Bir başka açıdan öfke bir kıvılcımla tutuşur tutuşmasına ama, bir yangını rüzgarın kışkırtması gibi kışkırtılabilir. Çünkü insan akıllı bir varlık olmasına rağmen kışkırtılmaya açıktır. Hatta ilk macerasında başı İblis tarafından kışkırtılarak belaya girmiştir. İnsan,öfkeye hazırdır her an…
Öfke, tüm bunların yanında ruhta beslenen bir duygudur aynı zamanda. Onun çocukluğu öfke, gençliği kin, kemale ermiş hali hasettir. Haset ise sahibine saldırır en çok ve tüm bu hallere nefret eşlik eder. Nefret benlikte büyüdüğünde sevgi kaybolur, iyi niyet süpürülür, şefkat unutulur. Haset sahibi, haset ettiği kişiden gözlerini ayırmaz, onun sevinci felaketi,onun üzüntüsü bayramı olur. Belki de insan ruhunun taşıyabileceği potansiyel duygular arasında en belalısı hasettir.
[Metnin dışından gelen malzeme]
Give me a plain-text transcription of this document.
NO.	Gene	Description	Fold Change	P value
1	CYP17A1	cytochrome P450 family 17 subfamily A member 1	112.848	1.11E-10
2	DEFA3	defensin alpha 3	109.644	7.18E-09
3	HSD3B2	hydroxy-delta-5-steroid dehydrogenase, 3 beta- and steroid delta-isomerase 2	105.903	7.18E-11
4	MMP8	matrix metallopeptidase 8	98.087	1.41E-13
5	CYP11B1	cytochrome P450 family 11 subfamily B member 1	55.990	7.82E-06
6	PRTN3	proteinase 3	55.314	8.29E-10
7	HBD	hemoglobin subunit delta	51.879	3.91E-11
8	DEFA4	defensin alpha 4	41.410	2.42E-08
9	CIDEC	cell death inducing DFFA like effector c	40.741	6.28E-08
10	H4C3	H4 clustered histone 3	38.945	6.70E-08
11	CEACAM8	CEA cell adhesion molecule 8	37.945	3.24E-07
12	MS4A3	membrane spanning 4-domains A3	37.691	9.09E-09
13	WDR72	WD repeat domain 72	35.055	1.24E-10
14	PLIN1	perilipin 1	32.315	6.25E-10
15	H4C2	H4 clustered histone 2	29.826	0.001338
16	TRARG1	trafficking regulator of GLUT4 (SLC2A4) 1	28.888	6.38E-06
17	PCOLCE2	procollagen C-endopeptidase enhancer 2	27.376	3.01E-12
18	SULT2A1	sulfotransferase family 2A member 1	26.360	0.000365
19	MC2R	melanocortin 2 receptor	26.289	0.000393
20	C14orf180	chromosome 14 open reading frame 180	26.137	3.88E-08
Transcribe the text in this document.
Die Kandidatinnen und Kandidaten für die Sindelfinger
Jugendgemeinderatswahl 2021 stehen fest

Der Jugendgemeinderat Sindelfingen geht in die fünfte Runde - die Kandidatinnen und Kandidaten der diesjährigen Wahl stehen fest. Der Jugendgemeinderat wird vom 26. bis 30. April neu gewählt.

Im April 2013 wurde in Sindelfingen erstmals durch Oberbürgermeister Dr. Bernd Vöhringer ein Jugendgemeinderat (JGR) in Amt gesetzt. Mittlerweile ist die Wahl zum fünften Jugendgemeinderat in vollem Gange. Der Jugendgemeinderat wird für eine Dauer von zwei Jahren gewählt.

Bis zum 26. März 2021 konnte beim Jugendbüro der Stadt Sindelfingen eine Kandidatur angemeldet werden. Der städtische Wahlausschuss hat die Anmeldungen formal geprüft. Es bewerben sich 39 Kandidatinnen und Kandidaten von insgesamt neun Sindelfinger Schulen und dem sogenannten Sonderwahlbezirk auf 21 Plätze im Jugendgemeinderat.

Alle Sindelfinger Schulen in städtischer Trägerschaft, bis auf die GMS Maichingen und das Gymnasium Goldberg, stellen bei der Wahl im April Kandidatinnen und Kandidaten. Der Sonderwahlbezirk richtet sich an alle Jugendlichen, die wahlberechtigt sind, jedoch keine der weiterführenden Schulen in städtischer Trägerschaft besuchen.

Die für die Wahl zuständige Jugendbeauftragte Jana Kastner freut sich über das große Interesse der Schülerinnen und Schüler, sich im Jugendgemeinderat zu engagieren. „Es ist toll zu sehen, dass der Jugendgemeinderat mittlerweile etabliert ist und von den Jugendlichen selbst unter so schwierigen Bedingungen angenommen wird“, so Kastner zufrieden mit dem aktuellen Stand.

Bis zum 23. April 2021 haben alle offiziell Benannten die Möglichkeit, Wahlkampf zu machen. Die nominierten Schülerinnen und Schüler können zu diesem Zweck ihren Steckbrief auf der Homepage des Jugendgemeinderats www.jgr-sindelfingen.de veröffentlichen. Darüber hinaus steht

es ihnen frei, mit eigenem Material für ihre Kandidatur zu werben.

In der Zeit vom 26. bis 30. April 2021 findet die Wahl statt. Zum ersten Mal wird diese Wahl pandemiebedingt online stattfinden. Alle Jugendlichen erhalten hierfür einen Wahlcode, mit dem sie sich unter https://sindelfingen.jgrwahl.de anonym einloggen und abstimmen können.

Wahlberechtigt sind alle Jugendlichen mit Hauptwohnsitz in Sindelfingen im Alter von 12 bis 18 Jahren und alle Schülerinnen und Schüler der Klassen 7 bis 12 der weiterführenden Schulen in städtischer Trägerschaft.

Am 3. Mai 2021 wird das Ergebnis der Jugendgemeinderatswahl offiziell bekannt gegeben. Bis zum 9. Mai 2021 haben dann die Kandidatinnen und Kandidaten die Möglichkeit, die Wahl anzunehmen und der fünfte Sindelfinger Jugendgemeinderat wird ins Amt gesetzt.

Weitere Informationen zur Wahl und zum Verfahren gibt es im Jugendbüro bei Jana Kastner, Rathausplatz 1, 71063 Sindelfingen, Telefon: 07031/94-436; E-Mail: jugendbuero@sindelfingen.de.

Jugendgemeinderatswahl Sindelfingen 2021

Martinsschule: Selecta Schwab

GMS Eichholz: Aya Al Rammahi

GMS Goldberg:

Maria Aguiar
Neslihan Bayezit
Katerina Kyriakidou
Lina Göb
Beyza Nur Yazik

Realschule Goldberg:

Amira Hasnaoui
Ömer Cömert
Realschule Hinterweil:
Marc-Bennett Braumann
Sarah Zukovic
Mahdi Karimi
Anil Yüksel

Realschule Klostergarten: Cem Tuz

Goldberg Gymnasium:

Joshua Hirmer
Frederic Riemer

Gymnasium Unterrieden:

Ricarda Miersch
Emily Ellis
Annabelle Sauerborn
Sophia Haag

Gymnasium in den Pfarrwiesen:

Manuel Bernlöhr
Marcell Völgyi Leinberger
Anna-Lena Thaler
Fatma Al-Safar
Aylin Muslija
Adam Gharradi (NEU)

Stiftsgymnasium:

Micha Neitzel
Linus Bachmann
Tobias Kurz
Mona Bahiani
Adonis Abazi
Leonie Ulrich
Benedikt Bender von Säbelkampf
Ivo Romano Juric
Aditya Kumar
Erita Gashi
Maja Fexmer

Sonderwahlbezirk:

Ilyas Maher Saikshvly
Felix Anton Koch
Hasetin ateşi, haset edilene ulaşmadan haset edeni yakar, hayatını zehir eder ve kötülüğü neredeyse bir melekeye dönüştürür. Bu yüzden insan derin bir hasetçi olmadan başkalarına karşı istikrarlı bir kötülük yapamaz. Bu haliyle haset, insanda temel ahlaki duygu olan adaleti yok eder ve insanı ahlaken yerle bir eder. Bu yüzden bizler gelip geçici öfkesi olanlara çok kızmaz hatta çoğu zaman onları hoş karşılarız ancak beslenmiş kine ve öfkeye dönüşmüş haset sahibini kimse sevmez. Haset sahibi sinsice gizler bu öfkesini oysa bir saman alevi şeklindeki öfkede gizli saklı bir şey bulunmaz. Demek ki hasede riya da eşlik etmektedir…
İnsan öfkeden kayıtsızlık hali ile kurtulamaz, daha doğrusu böyle bir insana “canlı” demek bile zordur. Buna karşılık öfkelenerek de iyi bir yaşamın yanına yaklaşılamaz. İşte bu yüzden ne öfkesiz yaşayabiliriz, ne de öfke ile… Öyleyse öfke, zalime karşı kutsal bir isyanken tersi durum yakıcı bir ateştir.
Trene binmeden treni tanımalıdır insan. Hangi durakta duracağını bilmediği bir trene binmemelidir. Kendini tanımakla başlamalıdır işe, içinde kıvılcıma hazır bir barut taşıyan kişi, ateşten uzak durmalıdır.